The bottom line is that by the time Aristu barfed in the cab just outside the airport in Dehli, his parents both really, really needed a break. This whole international travel thing? Is a whole new ball game with a child. To use the language I've been carefully censoring for two weeks: Hol-y Shit.

Aristu really, really, really- and I mean REALLY needed to watch Ice Age 3, and my laptop was the only place that was going to happen. I handed his mom my headset, an eye mask, a travel pillow and said, "I've got this. You're on a break. We'll talk somewhere over Western Europe." She laid her head on her husband's shoulder in a row of their very own, and Aristu was my buddy for the first 8-hour leg of our 18-hour journey home.

Two showings of Marmaduke, half of Ice Age 3, a 90-minute nap, one mad dash to a ladies room while the rest of his family still going through security, one round of "Let's make a Deal: The Picky Eater Pre-Schooler Version," four imaginary shark sightings, a failed attempt at a puppet show sponsored by the Virgin Atlantic Standard Issue Red Airplane Sock Repertory Company, three potty breaks, and a modified English/Urdu semi-game of Heads, Shoulders, Knees and Toes with a little Sikh kid later, I didn't even mind when he puked in my lap during the landing, somewhere at around 71 Bottles of Beer on the Wall.
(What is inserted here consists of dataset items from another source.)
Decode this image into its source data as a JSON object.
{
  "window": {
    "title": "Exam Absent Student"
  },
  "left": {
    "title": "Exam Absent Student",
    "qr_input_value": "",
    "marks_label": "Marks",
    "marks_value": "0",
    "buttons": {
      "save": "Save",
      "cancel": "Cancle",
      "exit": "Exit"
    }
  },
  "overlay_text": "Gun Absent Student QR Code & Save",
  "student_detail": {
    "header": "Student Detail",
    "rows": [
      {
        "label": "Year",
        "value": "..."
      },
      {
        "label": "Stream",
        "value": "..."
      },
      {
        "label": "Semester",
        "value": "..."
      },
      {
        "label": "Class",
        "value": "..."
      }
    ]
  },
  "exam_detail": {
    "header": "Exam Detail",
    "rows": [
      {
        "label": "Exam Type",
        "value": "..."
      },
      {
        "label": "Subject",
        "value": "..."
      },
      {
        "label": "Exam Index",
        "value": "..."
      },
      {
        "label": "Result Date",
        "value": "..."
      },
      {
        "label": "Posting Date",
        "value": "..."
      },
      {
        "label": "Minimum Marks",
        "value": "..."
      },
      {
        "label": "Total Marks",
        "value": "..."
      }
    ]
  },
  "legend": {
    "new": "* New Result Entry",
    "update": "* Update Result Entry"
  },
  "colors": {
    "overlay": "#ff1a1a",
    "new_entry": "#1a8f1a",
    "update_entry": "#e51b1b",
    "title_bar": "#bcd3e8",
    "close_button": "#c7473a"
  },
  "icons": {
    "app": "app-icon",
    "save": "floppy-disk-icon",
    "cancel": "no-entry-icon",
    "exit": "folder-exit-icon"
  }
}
There is a time when this would have set off my gag reflex without mercy, but not anymore. That is how I now know I will be able to change diapers without puking on Joel's and my hypothetical future child. If you've every heard the horrible, involuntary retching that I'm capable of, then you know how big of a milestone this is.

For the record, there was also a stunning solo performance of "The Wheels on the Bus" that went on for an unprecedented 13 verses, including the improvistional and ground-breaking debut of "The Nani on the bus says, 'Eat some ghee'" with a "'Tilli on the bus says, 'Don't bite me'" encore. To the passengers of VS Flight 030 from Indira Ghandi International Airport to London Heathrow, I am so, so sorry you had to hear me sing.

Anyway, Aristu's projectile vomiting is also how I now find myself wearing $135 Juicy Couture sweatpants from Heathrow's Harrods stall. There were literally no other pants to be purchased, except for more expensive items at Chanel, Burberry or Prada. Dear Heathrow Duty Free: TRY SELLING SOME INEXPENSIVE PANTS, FUCKERS. There was one bright shining moment when I lunged hopefully at a set of Hello Kitty pajama pants, only to discover that they were dishtowels. The Juicy Couture sweatpants are courtesy of my extremely grateful, well-rested friends, with a promise from me to try to sell them on eBay and give them whatever I get for them.

For sale: Geniune Juicy Couture sweatpants, size L/XL,heather gray, worn only once on airplane. My laptop power is now at 3 percent, and I still don't know how to start talking about India, except to say that the puppy that I saved from being hit by a car at the engagement party GOT HIT BY A DIFFERENT CAR FOUR DAYS AGO.

Jesus Christ. The pup was bark-screaming in the middle of the road while twelve men stood around awkwardly staring at the mama dog alternated between pacing, licking her offspring and HOWLING at the sky. The puppy lived because the car only hit his paw. There's no such thing as a run-in-of-the-mill vet in India. I tried. Oh, believe me, I tried.

The mama dog at least let me get the puppy out of the middle of the road. He whimpered in my arms while I ran my hands over his hips, ribs and ankle joint. He only bark-screamed when I touched his paw. For the record, if I never hear a dog scream again, that's fine by me. My hosts think I'm bananas, but I checked him every day since. Finally yesterday before I left, he was putting weight on the injured paw and seems reluctant to come out from under the makeshift plywood bench, which means he's not in the street. Definitely a good thing.

Now, I need to see about some more medicine.

1 comment:

cindy w said...

Glad you're back, but sorry you're sick.

Also? The best tip I ever got for traveling with a small child: pack a change of clothes for each of you in your carry-on. I'm sorry you had to learn that one the hard way. Consider it good practice for when you DO have a kid of your own someday.